W.E.B Du Bois is known as one of the most influential black sociologists and spokesmen for black rights in history. Throughout his life, Du Bois tried to find the answer to discrimination and fought for equality for blacks in the school system.
In the early 1900s, Du Bois became the voice of the black community. In his lifetime, He wrote over a dozen books and essays on the sociology of blacks.
Du Bois was born in Massachusetts in 1868. In 1888, he graduated from Fisk University in Nashville, TN. He took his education further and made history being the first black to ever receive a Ph.D. at Harvard University.
In his early career, he taught at Atlanta University. He disagreed with the theory that black students learn better through black teachers. Du Bois went against any type of segregation in schools for both white and black people.
Du Bois was known for opposing major leaders from 1910 to the 1930s.
He combated the teachings of Booker T. Washington in the book entitled The Souls of Black Folks. He suggested that his teachings were a way for the white man to oppress blacks and blacks would never do enough to earn the respect of the whites.
He, also, spoke against President Wilson’s idea to segregate the cabinet.
Du Bois helped create the NAACP, or the National Association for the Advancement of Colored People. He was heavily involved in its magazine, “The Crisis.” After a dispute with the head of the NAACP he resigned as the editor in 1934.
And, although he often disputed the teachings of Marcus Garvey, they worked together on Pan-Africanism. The goal was to build the strength of all the inhabitants in Africa so that they could be liberated from the hands of the European countries.
Du Bois was looked down upon by the whites when he wrote his magnum opus, Black Reconstruction in America. He believed that black people were the central figures during the time of the Civil War and the Reconstruction period.
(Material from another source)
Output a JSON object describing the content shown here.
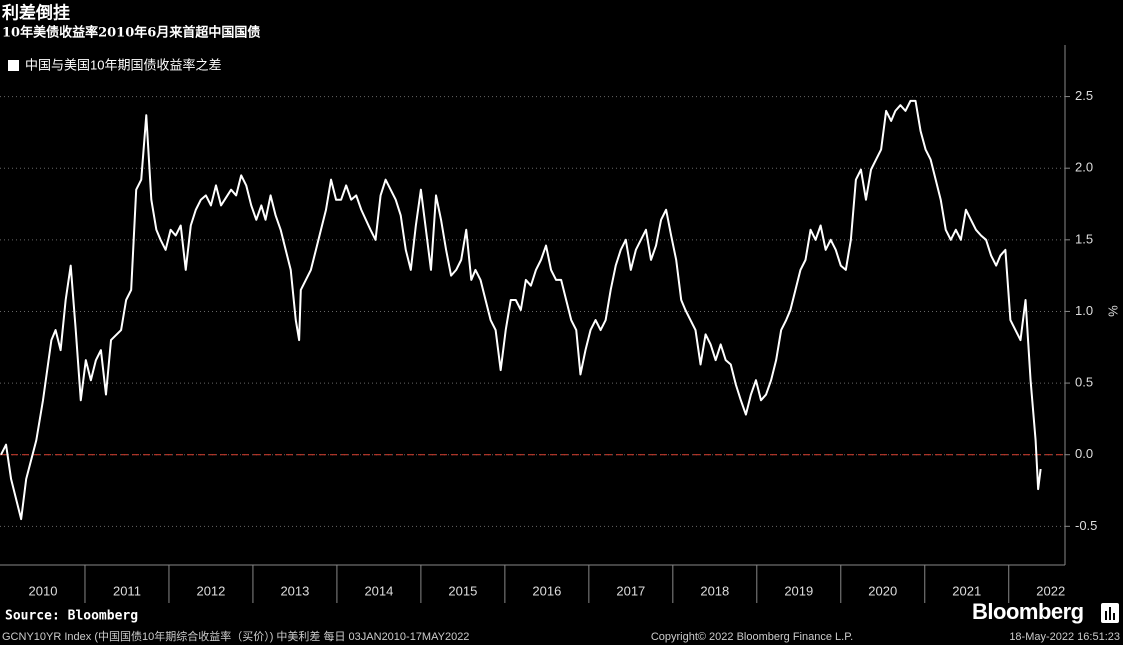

Du Bois believed in some of the teachings of Marxism. However, he did not openly support communism until later in his life. This led to him being prosecuted for affiliation with the communist party in his 80’s, however the judge later waved the case.
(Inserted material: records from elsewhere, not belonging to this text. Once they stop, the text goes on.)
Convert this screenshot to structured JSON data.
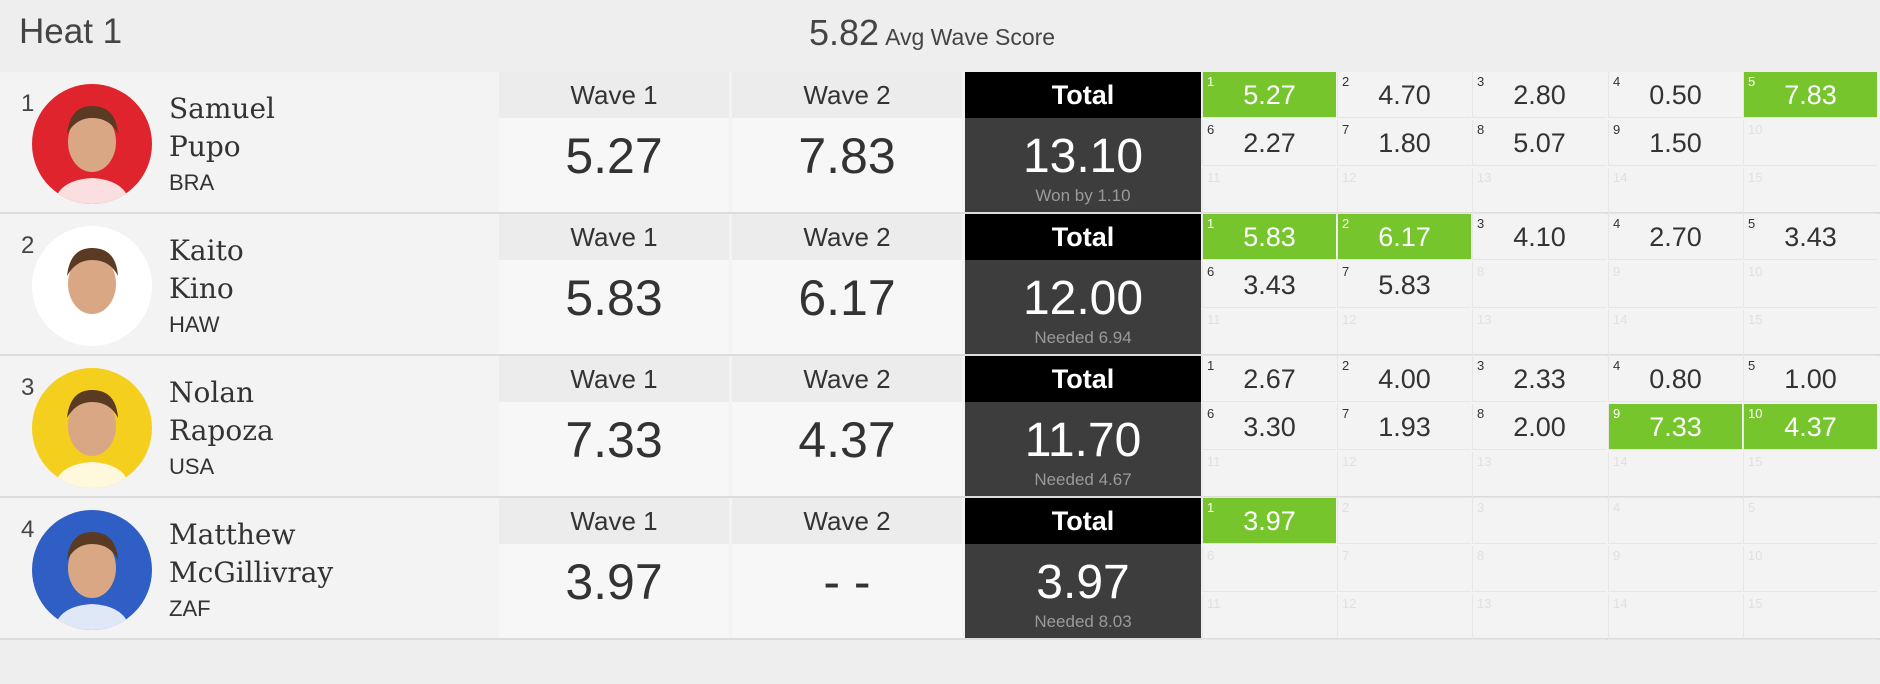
{
  "heat": {
    "title": "Heat 1",
    "avg_value": "5.82",
    "avg_label": "Avg Wave Score"
  },
  "colors": {
    "best_wave": "#76c52c",
    "total_bg": "#3d3d3d",
    "total_header": "#000000"
  },
  "surfers": [
    {
      "rank": "1",
      "first": "Samuel",
      "last": "Pupo",
      "country": "BRA",
      "wave1_label": "Wave 1",
      "wave1": "5.27",
      "wave2_label": "Wave 2",
      "wave2": "7.83",
      "total_label": "Total",
      "total": "13.10",
      "status": "Won by 1.10",
      "avatar_bg": "#e0242d",
      "waves": [
        {
          "n": "1",
          "s": "5.27",
          "best": true
        },
        {
          "n": "2",
          "s": "4.70"
        },
        {
          "n": "3",
          "s": "2.80"
        },
        {
          "n": "4",
          "s": "0.50"
        },
        {
          "n": "5",
          "s": "7.83",
          "best": true
        },
        {
          "n": "6",
          "s": "2.27"
        },
        {
          "n": "7",
          "s": "1.80"
        },
        {
          "n": "8",
          "s": "5.07"
        },
        {
          "n": "9",
          "s": "1.50"
        },
        {
          "n": "10",
          "s": ""
        },
        {
          "n": "11",
          "s": ""
        },
        {
          "n": "12",
          "s": ""
        },
        {
          "n": "13",
          "s": ""
        },
        {
          "n": "14",
          "s": ""
        },
        {
          "n": "15",
          "s": ""
        }
      ]
    },
    {
      "rank": "2",
      "first": "Kaito",
      "last": "Kino",
      "country": "HAW",
      "wave1_label": "Wave 1",
      "wave1": "5.83",
      "wave2_label": "Wave 2",
      "wave2": "6.17",
      "total_label": "Total",
      "total": "12.00",
      "status": "Needed 6.94",
      "avatar_bg": "#ffffff",
      "waves": [
        {
          "n": "1",
          "s": "5.83",
          "best": true
        },
        {
          "n": "2",
          "s": "6.17",
          "best": true
        },
        {
          "n": "3",
          "s": "4.10"
        },
        {
          "n": "4",
          "s": "2.70"
        },
        {
          "n": "5",
          "s": "3.43"
        },
        {
          "n": "6",
          "s": "3.43"
        },
        {
          "n": "7",
          "s": "5.83"
        },
        {
          "n": "8",
          "s": ""
        },
        {
          "n": "9",
          "s": ""
        },
        {
          "n": "10",
          "s": ""
        },
        {
          "n": "11",
          "s": ""
        },
        {
          "n": "12",
          "s": ""
        },
        {
          "n": "13",
          "s": ""
        },
        {
          "n": "14",
          "s": ""
        },
        {
          "n": "15",
          "s": ""
        }
      ]
    },
    {
      "rank": "3",
      "first": "Nolan",
      "last": "Rapoza",
      "country": "USA",
      "wave1_label": "Wave 1",
      "wave1": "7.33",
      "wave2_label": "Wave 2",
      "wave2": "4.37",
      "total_label": "Total",
      "total": "11.70",
      "status": "Needed 4.67",
      "avatar_bg": "#f5cf1e",
      "waves": [
        {
          "n": "1",
          "s": "2.67"
        },
        {
          "n": "2",
          "s": "4.00"
        },
        {
          "n": "3",
          "s": "2.33"
        },
        {
          "n": "4",
          "s": "0.80"
        },
        {
          "n": "5",
          "s": "1.00"
        },
        {
          "n": "6",
          "s": "3.30"
        },
        {
          "n": "7",
          "s": "1.93"
        },
        {
          "n": "8",
          "s": "2.00"
        },
        {
          "n": "9",
          "s": "7.33",
          "best": true
        },
        {
          "n": "10",
          "s": "4.37",
          "best": true
        },
        {
          "n": "11",
          "s": ""
        },
        {
          "n": "12",
          "s": ""
        },
        {
          "n": "13",
          "s": ""
        },
        {
          "n": "14",
          "s": ""
        },
        {
          "n": "15",
          "s": ""
        }
      ]
    },
    {
      "rank": "4",
      "first": "Matthew",
      "last": "McGillivray",
      "country": "ZAF",
      "wave1_label": "Wave 1",
      "wave1": "3.97",
      "wave2_label": "Wave 2",
      "wave2": "- -",
      "total_label": "Total",
      "total": "3.97",
      "status": "Needed 8.03",
      "avatar_bg": "#2f5fc4",
      "waves": [
        {
          "n": "1",
          "s": "3.97",
          "best": true
        },
        {
          "n": "2",
          "s": ""
        },
        {
          "n": "3",
          "s": ""
        },
        {
          "n": "4",
          "s": ""
        },
        {
          "n": "5",
          "s": ""
        },
        {
          "n": "6",
          "s": ""
        },
        {
          "n": "7",
          "s": ""
        },
        {
          "n": "8",
          "s": ""
        },
        {
          "n": "9",
          "s": ""
        },
        {
          "n": "10",
          "s": ""
        },
        {
          "n": "11",
          "s": ""
        },
        {
          "n": "12",
          "s": ""
        },
        {
          "n": "13",
          "s": ""
        },
        {
          "n": "14",
          "s": ""
        },
        {
          "n": "15",
          "s": ""
        }
      ]
    }
  ]
}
Taken aback by the government’s accusation against him, Du Bois chose to finish out his life in Ghana. He died the day before MLK gave his famous, “I Have a Dream” speech.
Du Bois shaped the thinking of African Americans during the 1900s. His goal was to end segregation and to create equal opportunity for blacks.
He thought the best way to do that was to make sure that blacks were getting the proper education. He says, “Education must not simply teach work-it must teach life.”